Background artschistosomiasis is an epidemic caused by infection with three major species of schistosoma (schistosoma mansoni, schistosoma japonicum), which is named as one of the most overlooked major infectious diseases by the world health organization. For 40 years, praziquantel is still the only effective drug widely used for preventing and treating various adult schistosomiasis infections of human and animals. Drug resistance has been developed at present due to its large and long-term use; however, there is no effective drug for schistosomiasis infected by schistosome, i.e. the patient must wait for more than one month after schistosomiasis is infected, and can be treated after the larvae grow into adults in vivo, and the injury of the patient caused by either psychology or body is not imaginable in the period. In addition, since praziquantel cannot kill larvae, the disease condition often occurs repeatedly, and thus, the drug administration must be repeated for many times.
It is disclosed by the world health organization that 2 million people worldwide are infected with schistosomiasis, about 6 million people are threatened to be infected, and 2 million people with high schistosomiasis are present, and at least 280,000 people die of schistosomiasis annually. The data of ' fifteen ' plan for comprehensive treatment of schistosomiasis nationwide ' issued by Ministry of public health and the State development and improvement Commission show that 108 counties which do not control the propagation of schistosomiasis currently are intensively distributed in the lake and marsh regions and the mountain regions, the number of animal hosts is large, the distribution of oncomelania is wide, the influence of environmental factors is great, the prevention and treatment work is particularly difficult, the repeated infection is still very serious, and the epidemic situation is in a very unstable state. In the face of such a large number of people infected with schistosomiasis, only one chemical drug of praziquantel is not suitable, so that the development of a new anti-schistosomiasis drug is urgently needed.
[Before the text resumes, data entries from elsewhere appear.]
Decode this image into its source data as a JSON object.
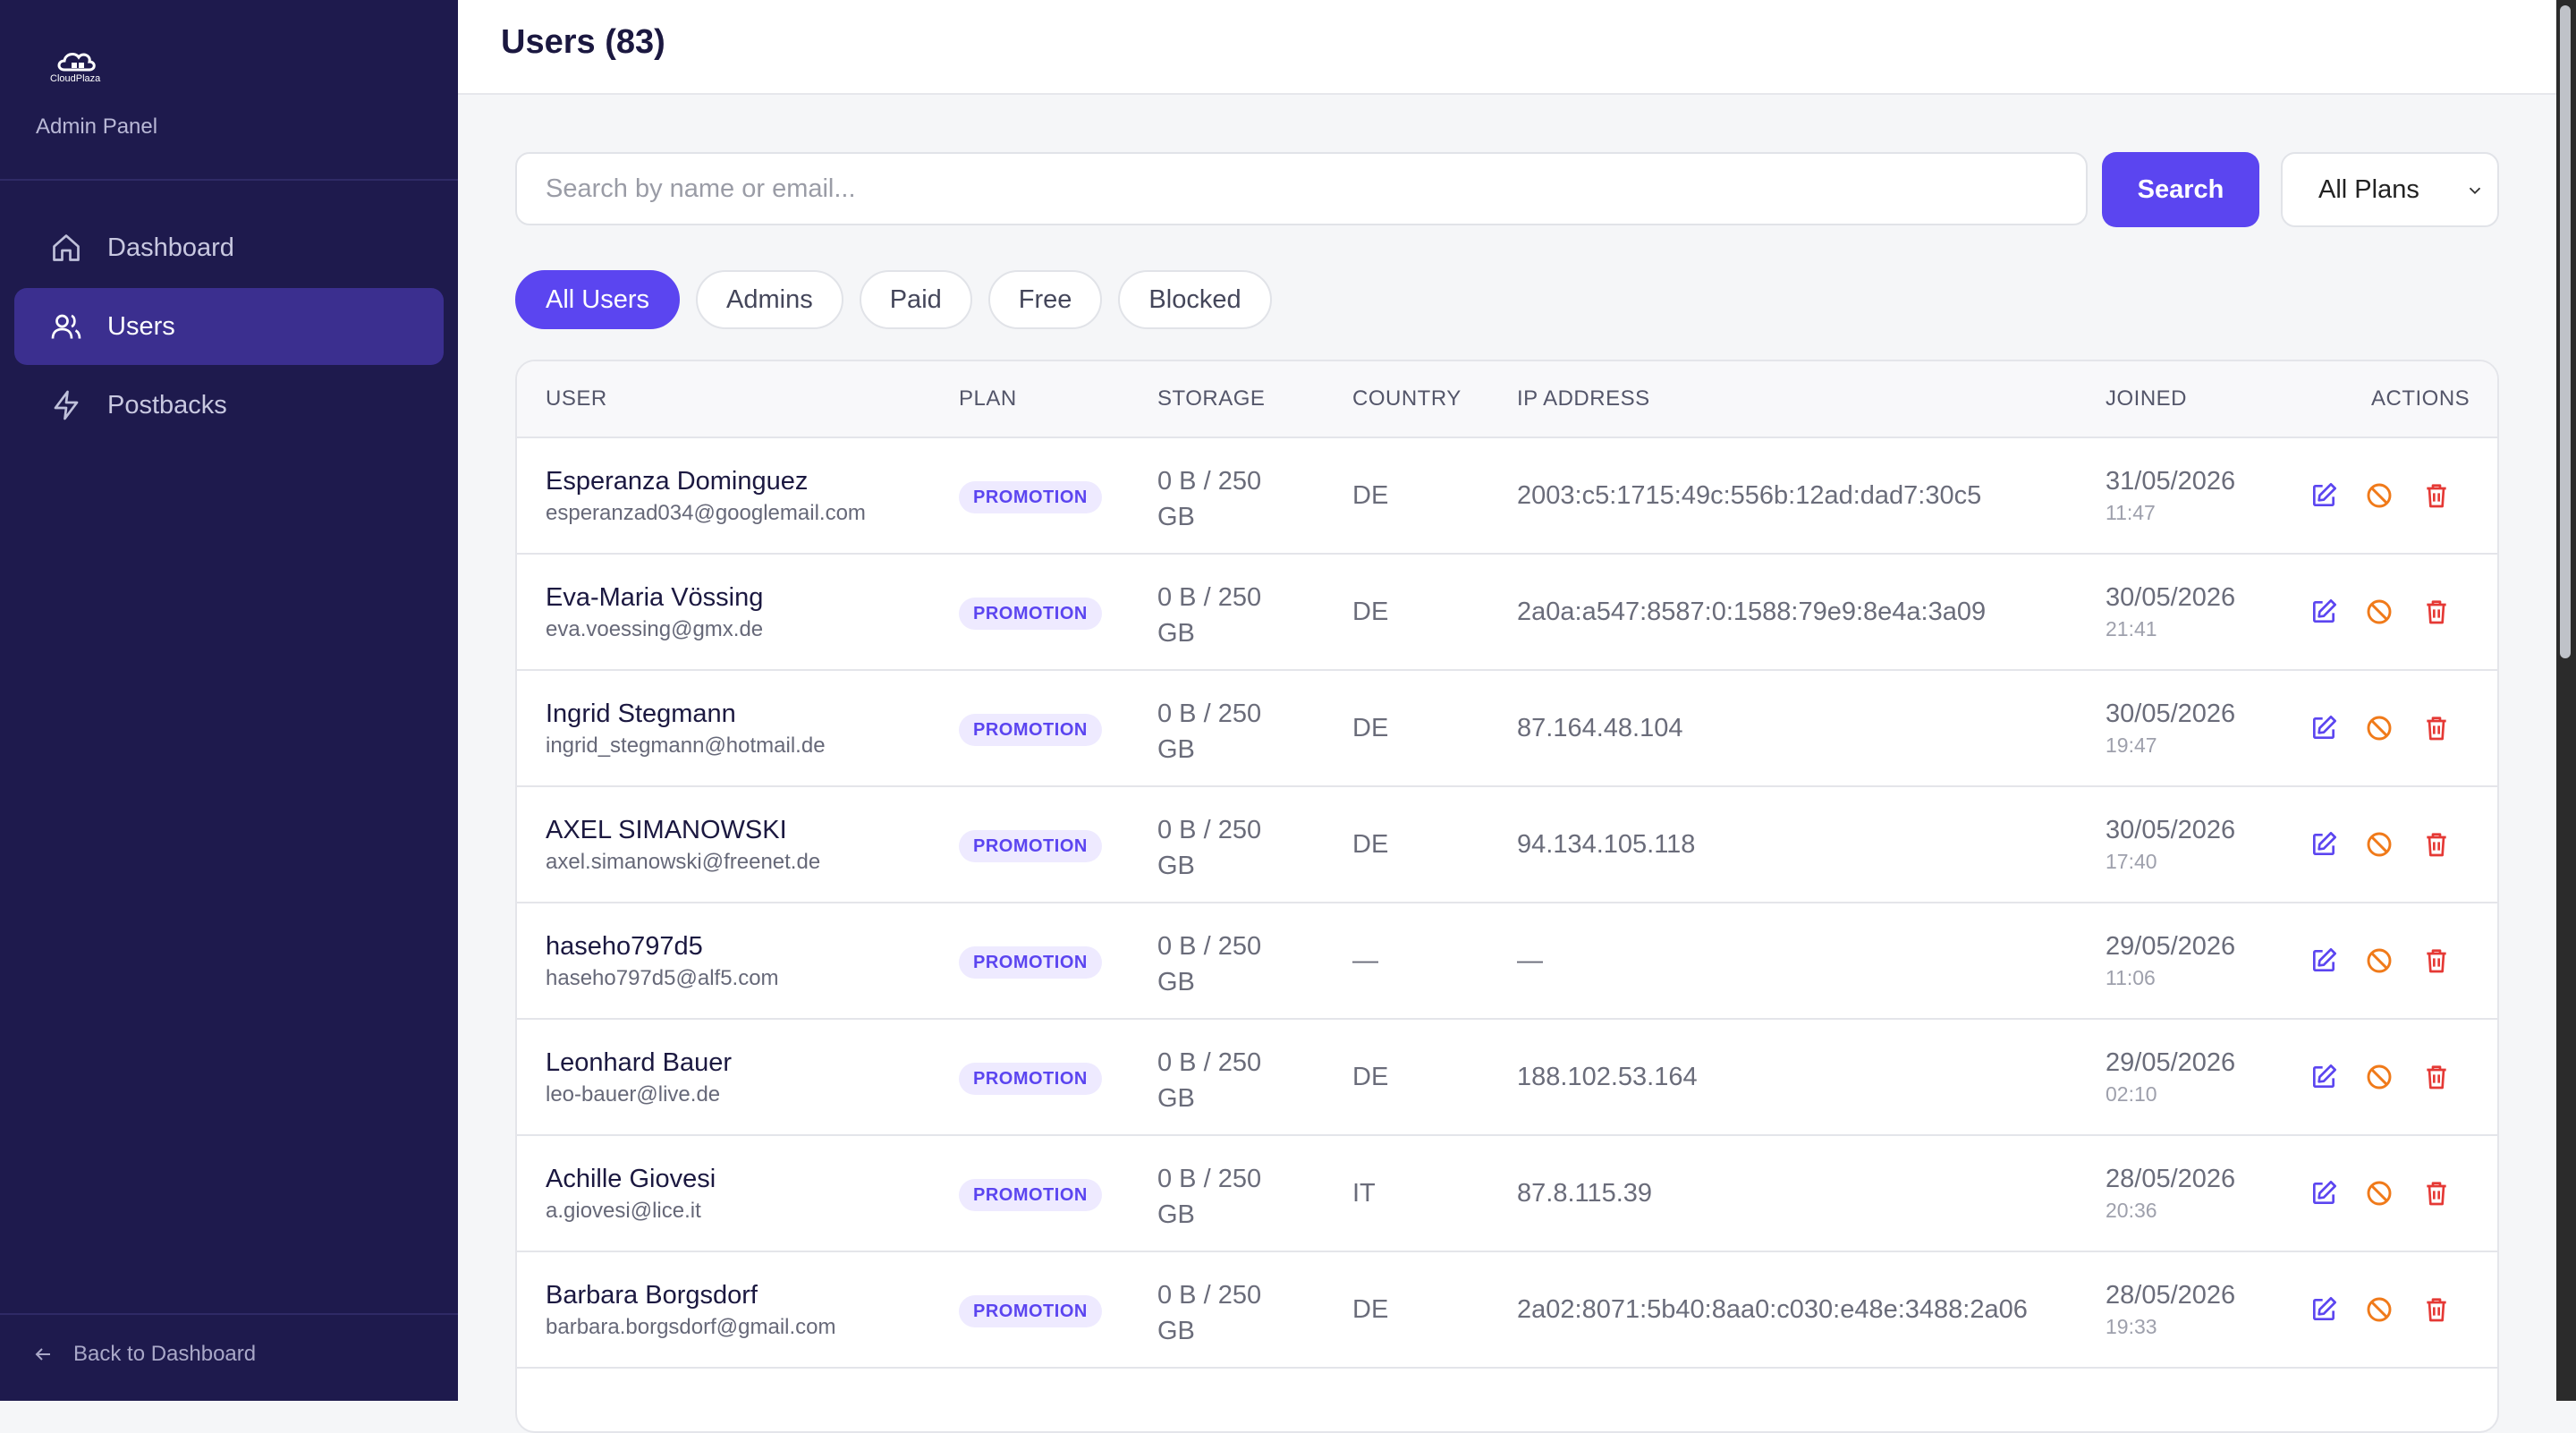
{
  "brand": {
    "logo_text": "CloudPlaza",
    "panel_label": "Admin Panel"
  },
  "nav": {
    "items": [
      {
        "label": "Dashboard",
        "icon": "home-icon",
        "active": false
      },
      {
        "label": "Users",
        "icon": "users-icon",
        "active": true
      },
      {
        "label": "Postbacks",
        "icon": "lightning-icon",
        "active": false
      }
    ],
    "back_label": "Back to Dashboard"
  },
  "header": {
    "title": "Users (83)"
  },
  "search": {
    "placeholder": "Search by name or email...",
    "value": "",
    "button_label": "Search"
  },
  "plan_filter": {
    "selected": "All Plans"
  },
  "tabs": [
    {
      "label": "All Users",
      "active": true
    },
    {
      "label": "Admins",
      "active": false
    },
    {
      "label": "Paid",
      "active": false
    },
    {
      "label": "Free",
      "active": false
    },
    {
      "label": "Blocked",
      "active": false
    }
  ],
  "table": {
    "columns": [
      "USER",
      "PLAN",
      "STORAGE",
      "COUNTRY",
      "IP ADDRESS",
      "JOINED",
      "ACTIONS"
    ],
    "rows": [
      {
        "name": "Esperanza Dominguez",
        "email": "esperanzad034@googlemail.com",
        "plan": "PROMOTION",
        "storage": "0 B / 250 GB",
        "country": "DE",
        "ip": "2003:c5:1715:49c:556b:12ad:dad7:30c5",
        "joined_date": "31/05/2026",
        "joined_time": "11:47"
      },
      {
        "name": "Eva-Maria Vössing",
        "email": "eva.voessing@gmx.de",
        "plan": "PROMOTION",
        "storage": "0 B / 250 GB",
        "country": "DE",
        "ip": "2a0a:a547:8587:0:1588:79e9:8e4a:3a09",
        "joined_date": "30/05/2026",
        "joined_time": "21:41"
      },
      {
        "name": "Ingrid Stegmann",
        "email": "ingrid_stegmann@hotmail.de",
        "plan": "PROMOTION",
        "storage": "0 B / 250 GB",
        "country": "DE",
        "ip": "87.164.48.104",
        "joined_date": "30/05/2026",
        "joined_time": "19:47"
      },
      {
        "name": "AXEL SIMANOWSKI",
        "email": "axel.simanowski@freenet.de",
        "plan": "PROMOTION",
        "storage": "0 B / 250 GB",
        "country": "DE",
        "ip": "94.134.105.118",
        "joined_date": "30/05/2026",
        "joined_time": "17:40"
      },
      {
        "name": "haseho797d5",
        "email": "haseho797d5@alf5.com",
        "plan": "PROMOTION",
        "storage": "0 B / 250 GB",
        "country": "—",
        "ip": "—",
        "joined_date": "29/05/2026",
        "joined_time": "11:06"
      },
      {
        "name": "Leonhard Bauer",
        "email": "leo-bauer@live.de",
        "plan": "PROMOTION",
        "storage": "0 B / 250 GB",
        "country": "DE",
        "ip": "188.102.53.164",
        "joined_date": "29/05/2026",
        "joined_time": "02:10"
      },
      {
        "name": "Achille Giovesi",
        "email": "a.giovesi@lice.it",
        "plan": "PROMOTION",
        "storage": "0 B / 250 GB",
        "country": "IT",
        "ip": "87.8.115.39",
        "joined_date": "28/05/2026",
        "joined_time": "20:36"
      },
      {
        "name": "Barbara Borgsdorf",
        "email": "barbara.borgsdorf@gmail.com",
        "plan": "PROMOTION",
        "storage": "0 B / 250 GB",
        "country": "DE",
        "ip": "2a02:8071:5b40:8aa0:c030:e48e:3488:2a06",
        "joined_date": "28/05/2026",
        "joined_time": "19:33"
      }
    ],
    "action_icons": [
      "edit-icon",
      "block-icon",
      "trash-icon"
    ]
  },
  "colors": {
    "sidebar_bg": "#1e1a4d",
    "accent": "#5b45f0",
    "block": "#f07a1a",
    "delete": "#e53935"
  }
}
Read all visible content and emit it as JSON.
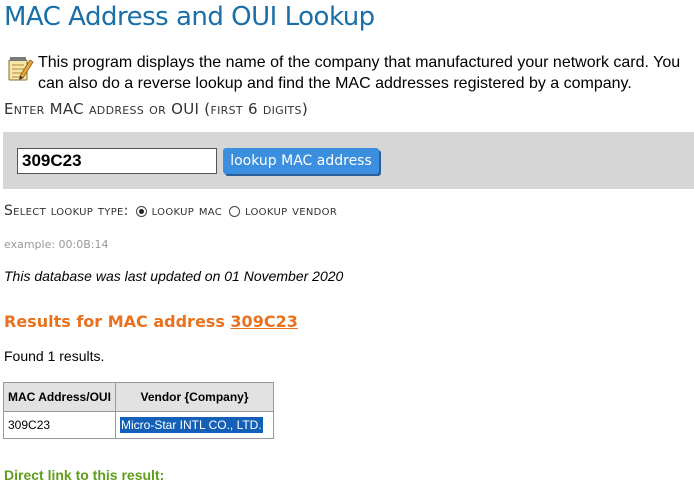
{
  "page_title": "MAC Address and OUI Lookup",
  "intro_text": "This program displays the name of the company that manufactured your network card. You can also do a reverse lookup and find the MAC addresses registered by a company.",
  "enter_label": "Enter MAC address or OUI (first 6 digits)",
  "search": {
    "value": "309C23",
    "button_label": "lookup MAC address"
  },
  "lookup_type": {
    "label": "Select lookup type:",
    "options": [
      {
        "label": "lookup mac",
        "checked": true
      },
      {
        "label": "lookup vendor",
        "checked": false
      }
    ]
  },
  "example": "example: 00:0B:14",
  "updated": "This database was last updated on 01 November 2020",
  "results": {
    "heading": "Results for MAC address",
    "mac": "309C23",
    "found": "Found 1 results.",
    "columns": [
      "MAC Address/OUI",
      "Vendor {Company}"
    ],
    "rows": [
      {
        "mac": "309C23",
        "vendor": "Micro-Star INTL CO., LTD."
      }
    ]
  },
  "direct_link_label": "Direct link to this result:",
  "colors": {
    "title": "#1a6fa8",
    "button": "#3b8fde",
    "results_heading": "#e8721f",
    "direct_link": "#5e9e1c",
    "selection": "#1460b8"
  },
  "icons": {
    "intro": "notepad-pencil-icon"
  }
}
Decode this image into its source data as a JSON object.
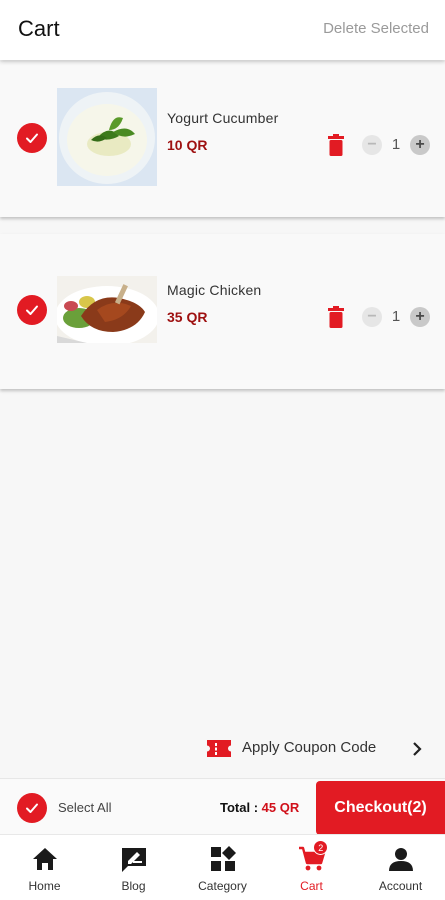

Because the schistosome behaviors are very tricky and foreign, parasitize on human bodies for thousands of years, and evolve very close to human bodies, great difficulty is caused in the aspect of new drug development, and high-efficiency low-toxicity drugs are often difficult to select.
The invention aims to provide an application of pyrazine isoquinoline derivatives in preparing medicaments for treating schistosomiasis, and the compounds have the effects of killing imagoes and larvae and have no cross resistance with praziquantel. Thus, the compounds are useful in the treatment of schistosomiasis, particularly in schistosome larvae infections, and in schistosome patients who are drug resistant.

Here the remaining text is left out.